てくてく工房一級建築士事務所の最新ニュース記事・新着情報。無双釘 (2022-10-14)について

無双釘

茶室の床の間に用いる役釘の中に、無双釘というものがあります。
床の間正面に打ち花生けに用いる釘で、軸を飾るときには釘が引っ込む仕様になっています。
この釘は、度々釘を動かす都合で破損しやすく、いずれ取替えが必要になりやすいため、将来の取替えのために下地に工夫を施します。
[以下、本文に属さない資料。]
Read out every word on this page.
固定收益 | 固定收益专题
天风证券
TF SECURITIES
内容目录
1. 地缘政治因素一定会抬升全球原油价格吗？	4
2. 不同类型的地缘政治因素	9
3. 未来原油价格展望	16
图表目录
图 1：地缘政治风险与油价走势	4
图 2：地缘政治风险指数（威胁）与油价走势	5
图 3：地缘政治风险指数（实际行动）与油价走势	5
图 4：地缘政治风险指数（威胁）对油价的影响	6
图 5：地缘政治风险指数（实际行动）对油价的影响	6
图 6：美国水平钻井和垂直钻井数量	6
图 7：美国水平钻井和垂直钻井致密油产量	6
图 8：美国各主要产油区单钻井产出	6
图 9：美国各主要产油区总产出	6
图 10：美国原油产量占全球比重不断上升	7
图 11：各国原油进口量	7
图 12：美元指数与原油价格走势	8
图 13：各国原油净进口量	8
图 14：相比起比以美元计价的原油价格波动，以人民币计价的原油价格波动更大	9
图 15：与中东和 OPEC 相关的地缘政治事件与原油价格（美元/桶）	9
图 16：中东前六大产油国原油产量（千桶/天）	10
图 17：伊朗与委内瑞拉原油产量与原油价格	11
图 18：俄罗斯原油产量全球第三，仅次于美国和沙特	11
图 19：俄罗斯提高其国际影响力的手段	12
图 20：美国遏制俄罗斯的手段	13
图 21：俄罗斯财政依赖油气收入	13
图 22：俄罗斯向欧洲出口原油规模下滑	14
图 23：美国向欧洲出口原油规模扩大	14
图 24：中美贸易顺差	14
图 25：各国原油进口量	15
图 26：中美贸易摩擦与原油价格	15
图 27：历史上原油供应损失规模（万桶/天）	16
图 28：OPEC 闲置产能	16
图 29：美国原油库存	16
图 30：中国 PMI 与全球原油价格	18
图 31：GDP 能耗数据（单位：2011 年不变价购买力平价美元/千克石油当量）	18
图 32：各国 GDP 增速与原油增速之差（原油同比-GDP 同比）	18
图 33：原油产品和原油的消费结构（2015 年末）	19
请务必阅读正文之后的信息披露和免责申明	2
一般的に茶室の内壁は左官仕上げである場合が多く、壁に打ち込んだ釘を取り替えるとなると、その左官仕上げ丸ごとやり直さなくてはならないのですが、写真のように「木座」を設けてこの穴に釘を差し込んでおくことで、壁を傷つけずに釘だけを交換することができるのです。
しかしこの木座が厄介で、釘で隠れる大きさでかつ釘が外れない絶妙な締まり具合で穴をあける必要があり、かなりの技術を要します。
今回、職人さんは大変腕の良い方で、見事にこの美しい木座を仕上げてくださいました。
設計士としては、隠れてしまうのが勿体なく感じられ、見せたいくらいに素晴らしい出来映えと感心しきりなのでした。
※無双釘の写真は、今回採用させて頂いた室金物さんのものです。